As far as permutations go, if the girl is the first to walk in the room and the second can be a boy or a girl, i think it would still be a 50/50 chance that the second child is a boy or girl. with a 25% chance for each possibility over all and both the scenarios with child a being a male eliminated.
So as I said before, I don’t think I am getting something that everyone else is. When people are listing combinations with
child a - d(m) and child b - c(f)
I read that the d is definitely and the c is probably. please elaborate on this notation and what it means.
the only way i can see a 2/3 chance is possibly if you are asked to guess the birth order along with the gender, you might have a better chance of being correct if you guess that the other child is a girl. i’m not sure what the odds are I’ll have to do the math. but I wanted to add that before someone responded.
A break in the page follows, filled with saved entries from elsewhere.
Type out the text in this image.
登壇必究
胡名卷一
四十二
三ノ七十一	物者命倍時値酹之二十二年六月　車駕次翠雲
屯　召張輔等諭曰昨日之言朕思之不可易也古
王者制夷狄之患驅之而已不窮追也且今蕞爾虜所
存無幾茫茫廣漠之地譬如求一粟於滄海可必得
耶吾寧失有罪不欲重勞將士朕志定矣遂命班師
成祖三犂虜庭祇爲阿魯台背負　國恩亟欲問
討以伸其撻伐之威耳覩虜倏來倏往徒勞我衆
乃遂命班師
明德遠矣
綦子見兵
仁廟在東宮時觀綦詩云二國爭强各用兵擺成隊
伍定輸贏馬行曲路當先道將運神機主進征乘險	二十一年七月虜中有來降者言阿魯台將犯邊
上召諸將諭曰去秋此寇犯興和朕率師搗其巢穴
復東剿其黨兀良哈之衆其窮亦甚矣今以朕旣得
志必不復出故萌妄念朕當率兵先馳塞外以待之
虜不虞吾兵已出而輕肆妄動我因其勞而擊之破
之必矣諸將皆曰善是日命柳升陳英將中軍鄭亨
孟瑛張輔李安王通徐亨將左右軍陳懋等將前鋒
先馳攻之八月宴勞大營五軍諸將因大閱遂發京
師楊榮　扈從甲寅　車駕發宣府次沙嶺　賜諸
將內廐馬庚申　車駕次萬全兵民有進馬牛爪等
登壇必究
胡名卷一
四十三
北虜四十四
scratch that, i crunched some numbers on that theory and unless i did something wrong, it worked out to 50/50. now you can guess the birth order (not specifically whether the girl i mentioned is first or second) and you would have a 1/3 chance of guessing the correct answer. but i don’t think that’s relevant.
That’s not necessarily the case, although it’s true if you’re equally likely to meet a girl first as a boy if the parent has 1 of each.
If I toss 2 coins behind a curtain. examine them both and if (at least) 1 lands heads announce “One of the coins is heads”. I then show you the coin that landed heads (if they both did I pick one at random) and ask “What is the probability that the other coin behind the curtain (the one you can’t see) landed heads?” The answer is 1/3.
Similarly if the parent will you always introduce a daughter 1st, the probability he has 2 daughters is 1/3 - it doesn’t matter that you’ve actually met her.